Ева указала на обои возле окна. Подойдя вместе с ней, я увидела странные шкалообразные черточки с надписями: «2 года», «5 лет», «6 лет», «8 лет», «10 лет».
— Это рост Рэйнольда. Пометки начинала делать их мать, но за нее закончила Мириам.
Последняя «зарубка» значилась на «13 лет». Рэйнольд в этом возрасте был ниже меня на голову. Представляю, каким он был уже в шестнадцать!
Тринадцать — знаковое число для Инициированных.
Рэя и Мириам в тот год забрали на Начало, а там, после проявления знаков, прикрепили к Саббату. Видно его сестра делала эти пометки в дни рождения Рэя, от того она и последняя. Интересно, какова цель была этих зарубок?
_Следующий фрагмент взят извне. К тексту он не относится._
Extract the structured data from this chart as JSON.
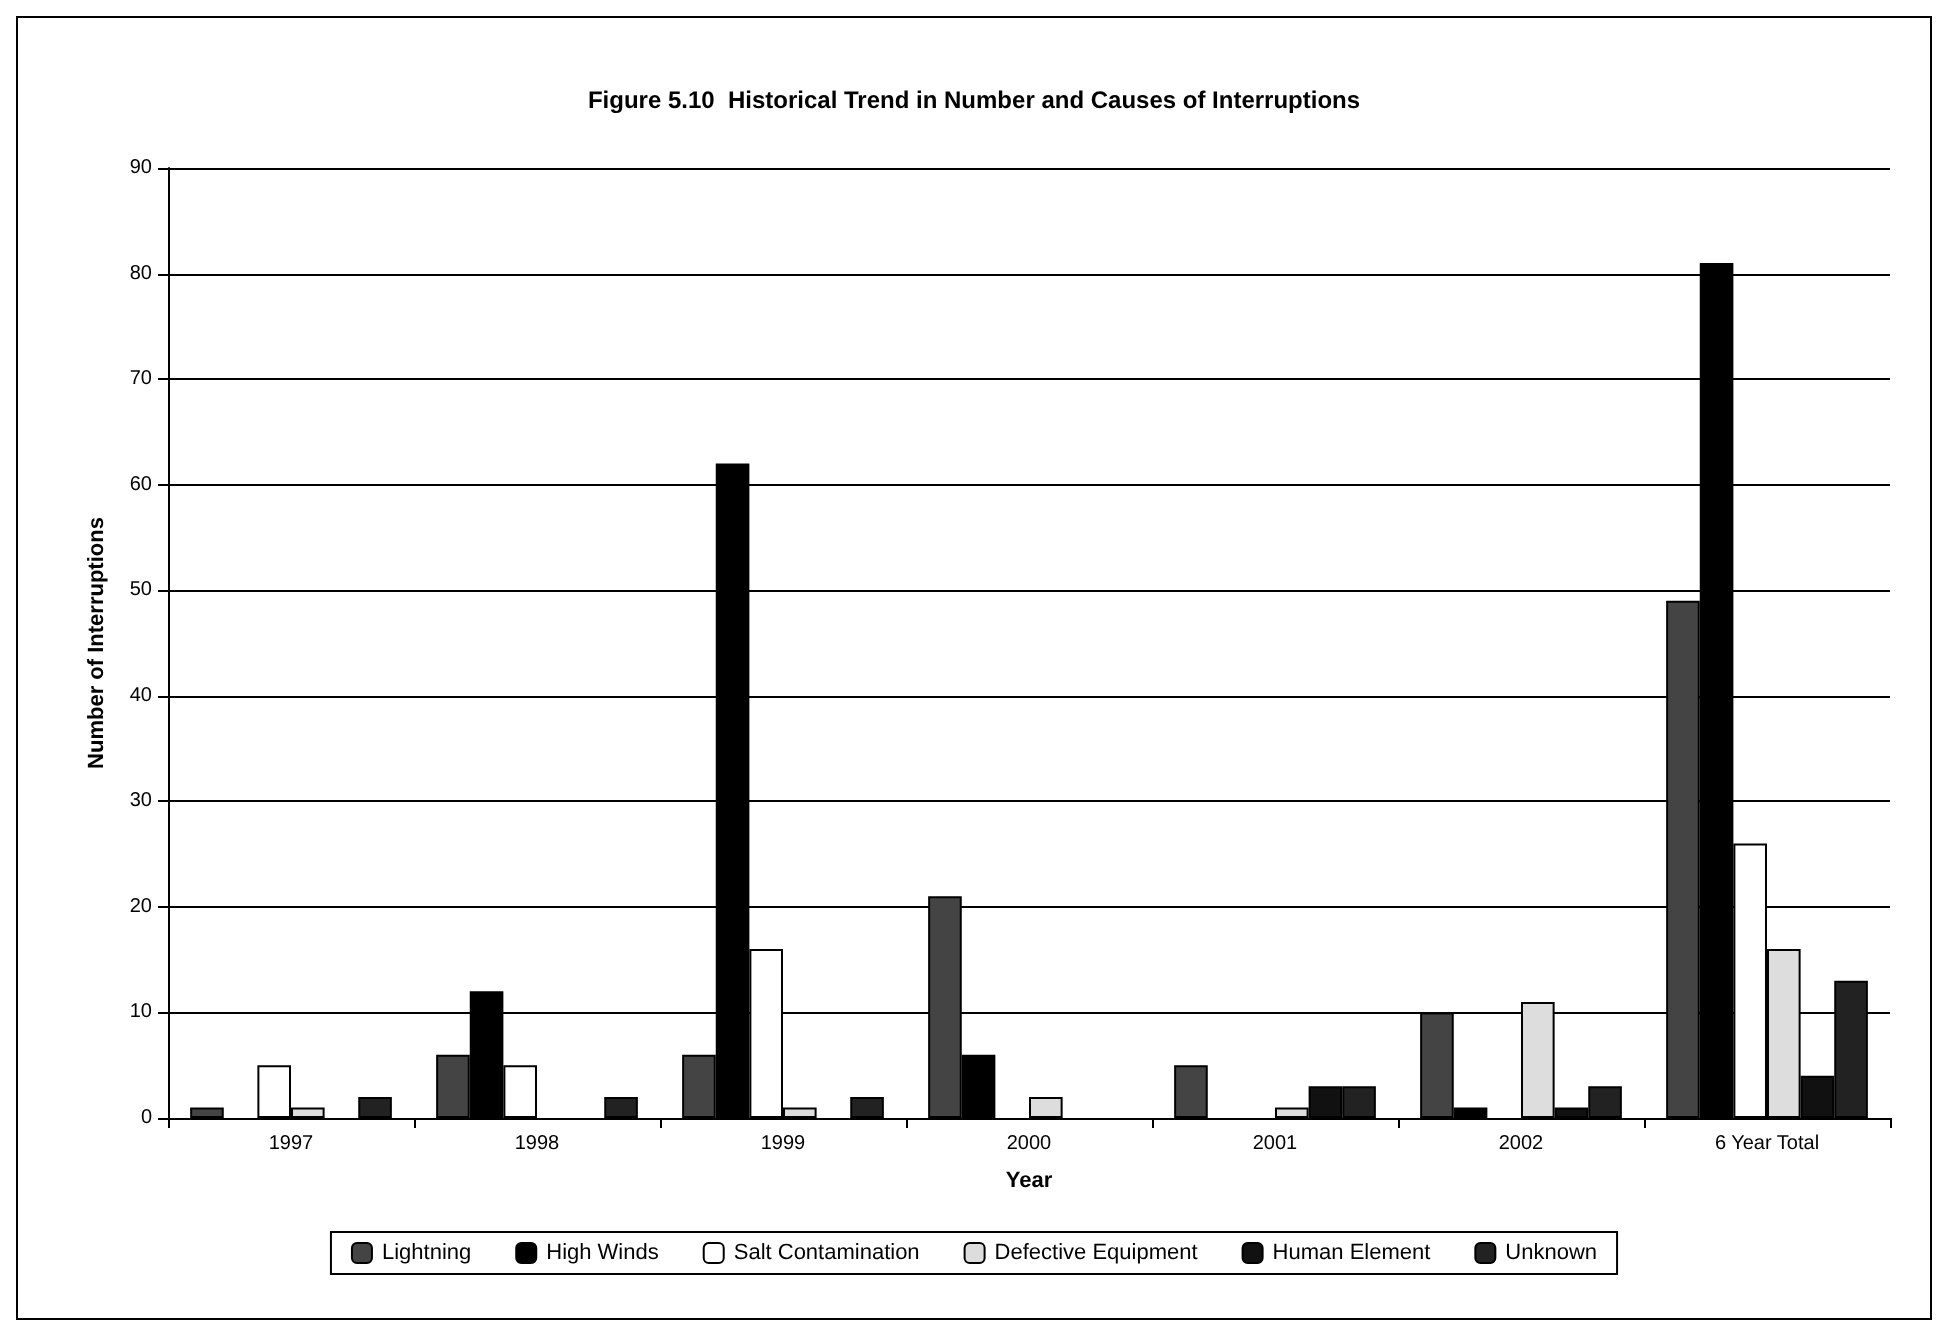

Какое значение они имели для Мириам?
Я чувствую, как перехватило в горле от нахлынувших чувств. Мириам этими зарубками заявляла право на их будущее. В этом мы с ней схожи. Мир рушится, всё вокруг корёжится и разламывается, как дверной косяк из-за выбитой ногой двери, но мы продолжаем механически жить и закрывать за собой. Всё это натолкнуло меня на одну мысль, которая все не давала мне покоя с прихода Архивариусов в палату Рэя:
— Ева?
— Что?
— У меня есть одна безумная идея: просьба к тебе и Реджине.